4. Plaintiff Shenandoah Chiropractic’s individual claim for Breach of Contract, as set out in Count I of the Amended Complaint, remains.
DONE AND ORDERED.
Notes
. Arguments may not normally be made for the first time In a Reply brief. However, to alleviate any potential prejudice to the Plaintiff, the Court granted leave for Plaintiff to file a Surreply, and so has had the benefit of briefing from each party on this issue.
. Defendant also argues in its Motion to Dismiss that the breach of contract claim is not suitable for relief on a class-wide basis and that Plaintiff lacks standing to represent a class that includes med-pay claimants as well as PIP claimants. Because the demand letter issue is dispositive as to the class allegations, the Court need not consider these additional arguments.
. Available at: http: /myfloridale-gal.com/85256CC50
06DFCC3 ,nsP0/9AB243 3 05 303A0E0 85256CCA005B8E2E?Open & Highlight=0, statewide, grandjury, report, pip, fraud.

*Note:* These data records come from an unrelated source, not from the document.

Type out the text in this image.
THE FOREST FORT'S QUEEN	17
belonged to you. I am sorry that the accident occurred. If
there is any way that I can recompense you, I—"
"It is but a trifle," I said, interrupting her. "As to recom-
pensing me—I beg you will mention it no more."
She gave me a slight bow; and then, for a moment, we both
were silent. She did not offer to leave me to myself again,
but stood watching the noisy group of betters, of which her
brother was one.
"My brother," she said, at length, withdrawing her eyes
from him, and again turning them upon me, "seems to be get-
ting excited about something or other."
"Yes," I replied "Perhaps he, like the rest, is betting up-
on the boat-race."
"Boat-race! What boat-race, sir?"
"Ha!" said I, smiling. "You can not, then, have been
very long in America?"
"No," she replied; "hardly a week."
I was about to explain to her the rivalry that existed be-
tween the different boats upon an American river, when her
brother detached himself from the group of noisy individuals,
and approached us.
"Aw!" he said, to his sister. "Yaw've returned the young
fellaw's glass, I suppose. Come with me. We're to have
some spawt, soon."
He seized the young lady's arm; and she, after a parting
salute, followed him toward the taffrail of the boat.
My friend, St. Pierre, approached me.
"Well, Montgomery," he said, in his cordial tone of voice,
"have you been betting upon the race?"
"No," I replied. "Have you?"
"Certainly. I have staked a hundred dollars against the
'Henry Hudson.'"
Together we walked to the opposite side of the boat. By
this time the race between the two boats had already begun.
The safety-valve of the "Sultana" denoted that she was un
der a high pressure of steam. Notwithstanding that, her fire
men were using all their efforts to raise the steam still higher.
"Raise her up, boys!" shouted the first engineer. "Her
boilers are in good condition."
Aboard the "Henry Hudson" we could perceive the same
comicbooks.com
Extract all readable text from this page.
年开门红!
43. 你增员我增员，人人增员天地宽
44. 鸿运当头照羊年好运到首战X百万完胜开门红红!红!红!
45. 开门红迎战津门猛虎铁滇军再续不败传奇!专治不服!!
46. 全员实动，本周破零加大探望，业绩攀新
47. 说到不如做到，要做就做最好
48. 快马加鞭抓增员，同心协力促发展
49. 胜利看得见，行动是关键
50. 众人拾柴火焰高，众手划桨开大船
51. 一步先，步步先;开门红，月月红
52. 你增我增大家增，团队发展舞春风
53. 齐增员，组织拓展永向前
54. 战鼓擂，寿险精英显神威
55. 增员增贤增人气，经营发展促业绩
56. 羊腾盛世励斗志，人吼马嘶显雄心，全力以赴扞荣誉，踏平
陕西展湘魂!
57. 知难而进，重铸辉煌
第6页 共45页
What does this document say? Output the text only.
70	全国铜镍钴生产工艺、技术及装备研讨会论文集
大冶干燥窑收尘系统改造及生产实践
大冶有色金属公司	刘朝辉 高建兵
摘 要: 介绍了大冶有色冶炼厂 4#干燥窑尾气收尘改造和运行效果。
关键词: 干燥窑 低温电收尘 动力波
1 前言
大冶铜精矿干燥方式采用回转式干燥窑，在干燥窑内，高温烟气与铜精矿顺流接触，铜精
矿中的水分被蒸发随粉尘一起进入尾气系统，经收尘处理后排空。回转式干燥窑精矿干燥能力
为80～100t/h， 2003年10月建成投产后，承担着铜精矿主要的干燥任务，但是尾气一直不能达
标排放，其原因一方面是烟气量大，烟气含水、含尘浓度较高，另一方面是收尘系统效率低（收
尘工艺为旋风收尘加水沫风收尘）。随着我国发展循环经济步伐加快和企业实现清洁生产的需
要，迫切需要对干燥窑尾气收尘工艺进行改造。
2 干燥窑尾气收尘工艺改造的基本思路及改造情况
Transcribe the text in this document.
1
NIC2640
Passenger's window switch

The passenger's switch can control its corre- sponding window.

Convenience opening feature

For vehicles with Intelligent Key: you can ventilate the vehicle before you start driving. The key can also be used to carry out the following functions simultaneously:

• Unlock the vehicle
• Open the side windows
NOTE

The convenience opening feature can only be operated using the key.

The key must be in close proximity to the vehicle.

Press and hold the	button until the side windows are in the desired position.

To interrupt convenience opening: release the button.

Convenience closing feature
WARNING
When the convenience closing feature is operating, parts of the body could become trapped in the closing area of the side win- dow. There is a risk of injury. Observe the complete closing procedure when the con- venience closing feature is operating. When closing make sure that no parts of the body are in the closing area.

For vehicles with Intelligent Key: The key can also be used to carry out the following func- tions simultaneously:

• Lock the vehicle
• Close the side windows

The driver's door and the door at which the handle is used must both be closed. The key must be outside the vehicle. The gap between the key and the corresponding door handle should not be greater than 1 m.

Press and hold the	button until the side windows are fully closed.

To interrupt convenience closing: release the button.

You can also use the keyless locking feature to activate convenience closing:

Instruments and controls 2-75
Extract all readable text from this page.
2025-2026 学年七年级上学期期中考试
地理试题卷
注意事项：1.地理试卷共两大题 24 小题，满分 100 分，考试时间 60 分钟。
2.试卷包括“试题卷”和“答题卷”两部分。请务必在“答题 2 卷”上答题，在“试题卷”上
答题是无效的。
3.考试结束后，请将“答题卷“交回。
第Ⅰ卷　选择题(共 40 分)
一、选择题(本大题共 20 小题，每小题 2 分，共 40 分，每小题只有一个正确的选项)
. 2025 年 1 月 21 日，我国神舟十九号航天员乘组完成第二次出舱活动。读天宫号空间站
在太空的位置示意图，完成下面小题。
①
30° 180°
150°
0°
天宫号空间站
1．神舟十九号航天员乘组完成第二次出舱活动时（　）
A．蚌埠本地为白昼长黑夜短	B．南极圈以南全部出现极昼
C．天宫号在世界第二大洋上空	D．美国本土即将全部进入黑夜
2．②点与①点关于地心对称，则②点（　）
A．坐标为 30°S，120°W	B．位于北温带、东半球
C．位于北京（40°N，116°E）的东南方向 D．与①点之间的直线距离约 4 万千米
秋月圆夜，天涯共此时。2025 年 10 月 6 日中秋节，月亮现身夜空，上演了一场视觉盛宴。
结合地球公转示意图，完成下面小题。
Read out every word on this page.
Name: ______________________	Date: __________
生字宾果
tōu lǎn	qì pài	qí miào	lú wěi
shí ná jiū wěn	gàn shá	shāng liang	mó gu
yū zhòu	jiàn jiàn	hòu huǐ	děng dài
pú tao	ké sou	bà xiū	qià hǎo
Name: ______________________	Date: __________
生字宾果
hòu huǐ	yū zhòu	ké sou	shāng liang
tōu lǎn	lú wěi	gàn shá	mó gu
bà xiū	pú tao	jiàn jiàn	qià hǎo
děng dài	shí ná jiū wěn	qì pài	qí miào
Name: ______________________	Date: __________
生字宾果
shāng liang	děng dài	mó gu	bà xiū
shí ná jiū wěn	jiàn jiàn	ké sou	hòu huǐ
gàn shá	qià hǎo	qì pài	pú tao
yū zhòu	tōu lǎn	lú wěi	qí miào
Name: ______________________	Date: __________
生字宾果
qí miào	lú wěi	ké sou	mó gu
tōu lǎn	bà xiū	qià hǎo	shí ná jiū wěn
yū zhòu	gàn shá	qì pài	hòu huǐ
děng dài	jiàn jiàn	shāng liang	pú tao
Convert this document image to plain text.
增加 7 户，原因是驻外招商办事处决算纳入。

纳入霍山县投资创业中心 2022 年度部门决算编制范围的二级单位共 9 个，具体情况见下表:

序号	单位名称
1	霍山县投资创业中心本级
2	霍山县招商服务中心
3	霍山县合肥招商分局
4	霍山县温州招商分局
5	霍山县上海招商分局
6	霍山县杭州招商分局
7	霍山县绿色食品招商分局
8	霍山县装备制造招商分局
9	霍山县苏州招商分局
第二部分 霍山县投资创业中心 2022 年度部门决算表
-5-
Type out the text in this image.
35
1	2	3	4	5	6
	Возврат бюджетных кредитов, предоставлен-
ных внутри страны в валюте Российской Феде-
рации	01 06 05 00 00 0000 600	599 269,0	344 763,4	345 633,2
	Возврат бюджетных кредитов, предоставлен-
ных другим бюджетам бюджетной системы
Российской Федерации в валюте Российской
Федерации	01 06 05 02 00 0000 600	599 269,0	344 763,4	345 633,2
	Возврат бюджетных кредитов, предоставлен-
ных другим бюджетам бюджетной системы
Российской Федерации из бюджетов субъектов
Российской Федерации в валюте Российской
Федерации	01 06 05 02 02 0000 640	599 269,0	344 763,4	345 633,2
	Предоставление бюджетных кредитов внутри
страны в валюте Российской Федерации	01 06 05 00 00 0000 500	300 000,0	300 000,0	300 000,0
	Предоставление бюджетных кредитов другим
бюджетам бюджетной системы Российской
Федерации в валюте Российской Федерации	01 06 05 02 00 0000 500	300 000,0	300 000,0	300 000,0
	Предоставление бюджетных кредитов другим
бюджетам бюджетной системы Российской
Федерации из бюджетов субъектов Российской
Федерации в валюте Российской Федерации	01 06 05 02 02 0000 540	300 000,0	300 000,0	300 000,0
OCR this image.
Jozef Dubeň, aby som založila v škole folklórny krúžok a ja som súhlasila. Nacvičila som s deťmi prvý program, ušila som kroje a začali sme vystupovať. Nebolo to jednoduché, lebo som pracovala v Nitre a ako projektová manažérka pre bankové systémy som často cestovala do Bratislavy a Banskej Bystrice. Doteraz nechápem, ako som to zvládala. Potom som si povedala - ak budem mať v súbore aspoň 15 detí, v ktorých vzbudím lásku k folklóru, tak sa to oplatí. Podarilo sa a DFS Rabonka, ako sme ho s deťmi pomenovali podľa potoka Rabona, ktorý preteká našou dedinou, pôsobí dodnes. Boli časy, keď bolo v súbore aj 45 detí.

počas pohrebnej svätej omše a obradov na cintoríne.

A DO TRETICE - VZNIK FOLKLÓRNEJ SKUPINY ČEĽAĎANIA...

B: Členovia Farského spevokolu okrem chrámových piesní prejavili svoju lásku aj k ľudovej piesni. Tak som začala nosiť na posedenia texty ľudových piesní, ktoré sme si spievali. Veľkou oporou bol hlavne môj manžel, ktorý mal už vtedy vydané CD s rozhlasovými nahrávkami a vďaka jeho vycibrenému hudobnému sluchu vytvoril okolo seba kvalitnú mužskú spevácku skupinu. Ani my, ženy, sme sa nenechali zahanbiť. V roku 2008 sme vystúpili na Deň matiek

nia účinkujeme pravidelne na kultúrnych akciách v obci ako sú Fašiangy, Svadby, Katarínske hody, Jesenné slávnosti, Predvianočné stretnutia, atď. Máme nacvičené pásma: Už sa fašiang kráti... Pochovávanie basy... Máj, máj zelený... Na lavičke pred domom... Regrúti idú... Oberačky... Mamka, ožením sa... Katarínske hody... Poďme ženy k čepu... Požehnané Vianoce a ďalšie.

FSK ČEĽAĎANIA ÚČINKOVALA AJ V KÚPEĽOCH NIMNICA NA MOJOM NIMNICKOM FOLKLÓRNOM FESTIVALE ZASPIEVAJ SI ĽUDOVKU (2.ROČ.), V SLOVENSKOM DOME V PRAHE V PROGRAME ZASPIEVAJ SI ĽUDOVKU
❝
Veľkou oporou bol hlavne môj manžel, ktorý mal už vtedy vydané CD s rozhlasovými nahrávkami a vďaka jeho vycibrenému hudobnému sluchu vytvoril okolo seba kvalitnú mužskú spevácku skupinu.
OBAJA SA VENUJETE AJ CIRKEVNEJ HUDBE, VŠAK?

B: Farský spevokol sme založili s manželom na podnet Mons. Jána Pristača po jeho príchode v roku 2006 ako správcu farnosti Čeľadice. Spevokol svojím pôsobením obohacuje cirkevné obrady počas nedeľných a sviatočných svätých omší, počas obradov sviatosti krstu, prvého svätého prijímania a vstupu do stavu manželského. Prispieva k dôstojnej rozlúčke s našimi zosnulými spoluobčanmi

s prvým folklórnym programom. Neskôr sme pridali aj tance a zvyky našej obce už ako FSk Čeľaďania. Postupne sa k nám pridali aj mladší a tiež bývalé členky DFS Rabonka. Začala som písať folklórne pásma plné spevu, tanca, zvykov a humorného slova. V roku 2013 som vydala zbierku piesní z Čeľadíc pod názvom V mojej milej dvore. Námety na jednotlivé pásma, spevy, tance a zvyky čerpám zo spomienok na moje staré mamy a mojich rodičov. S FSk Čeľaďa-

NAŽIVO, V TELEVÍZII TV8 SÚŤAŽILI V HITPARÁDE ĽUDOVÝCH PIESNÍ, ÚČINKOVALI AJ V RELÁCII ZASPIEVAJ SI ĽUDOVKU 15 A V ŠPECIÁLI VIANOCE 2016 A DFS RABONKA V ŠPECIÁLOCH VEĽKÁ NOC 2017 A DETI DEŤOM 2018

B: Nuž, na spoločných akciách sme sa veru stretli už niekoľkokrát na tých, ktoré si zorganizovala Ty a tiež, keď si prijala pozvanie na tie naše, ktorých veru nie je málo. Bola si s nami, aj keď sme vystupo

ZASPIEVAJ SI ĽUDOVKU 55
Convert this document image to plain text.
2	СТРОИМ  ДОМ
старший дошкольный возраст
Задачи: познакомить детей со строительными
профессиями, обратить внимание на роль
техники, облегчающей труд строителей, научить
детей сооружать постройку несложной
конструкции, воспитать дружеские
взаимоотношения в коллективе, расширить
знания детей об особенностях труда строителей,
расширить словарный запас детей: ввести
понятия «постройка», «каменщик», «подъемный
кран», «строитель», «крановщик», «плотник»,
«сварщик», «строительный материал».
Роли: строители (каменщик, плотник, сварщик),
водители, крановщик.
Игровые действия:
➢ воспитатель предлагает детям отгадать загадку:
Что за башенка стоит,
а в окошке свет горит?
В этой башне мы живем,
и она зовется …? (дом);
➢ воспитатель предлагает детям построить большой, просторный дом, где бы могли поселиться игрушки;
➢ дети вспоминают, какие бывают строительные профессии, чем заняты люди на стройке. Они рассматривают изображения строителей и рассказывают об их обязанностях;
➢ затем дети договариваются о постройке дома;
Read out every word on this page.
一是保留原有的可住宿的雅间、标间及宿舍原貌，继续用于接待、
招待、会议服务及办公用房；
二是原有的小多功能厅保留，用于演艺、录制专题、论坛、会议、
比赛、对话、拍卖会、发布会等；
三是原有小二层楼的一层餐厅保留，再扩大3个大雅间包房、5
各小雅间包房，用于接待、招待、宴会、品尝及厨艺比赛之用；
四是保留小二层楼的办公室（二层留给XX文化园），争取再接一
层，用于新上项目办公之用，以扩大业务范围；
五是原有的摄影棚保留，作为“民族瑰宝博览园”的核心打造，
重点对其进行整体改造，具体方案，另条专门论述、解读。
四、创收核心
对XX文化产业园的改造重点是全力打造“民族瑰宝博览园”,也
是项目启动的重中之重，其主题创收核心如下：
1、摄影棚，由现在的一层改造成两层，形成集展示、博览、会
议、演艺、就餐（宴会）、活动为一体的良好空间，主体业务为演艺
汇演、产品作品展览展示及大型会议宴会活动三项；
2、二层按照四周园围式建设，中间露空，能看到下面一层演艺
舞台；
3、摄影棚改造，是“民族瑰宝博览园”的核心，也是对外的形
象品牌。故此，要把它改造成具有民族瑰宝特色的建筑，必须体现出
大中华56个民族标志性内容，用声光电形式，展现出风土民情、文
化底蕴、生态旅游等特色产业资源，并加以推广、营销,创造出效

. Available at: http: //www.flsenate.gov/ session/index.cfm?BI_Mode=ViewBilllnfo & Mode=Bills & SubMenu=l & Year=2001 & billnum=1092.
. Available at: http: //www.flsenate.gov/data/ committees/senate/bi/PIP — FinalReport.pdf.
. Available at: http: //www.flsenate.gov/ session/mdex.cfin?BI_Mode=ViewBilllnfo & Mode=Bills & SubMenu=l & Year=2003A & billnum=32.
. The demand letter sent in the instant case was sent on behalf of Shenandoah Chiropractic only, with no mention of a class-wide demand for relief. However, Plaintiff requests that if the Court finds this demand letter to be inadequate, that the case be stayed and the Plaintiff given the opportunity to send a class-wide demand letter to the Defendant Thus, the Court must consider whether even a class-wide demand letter could satisfy the requirements of the statute in order to evaluate whether such a remedy would be appropriate.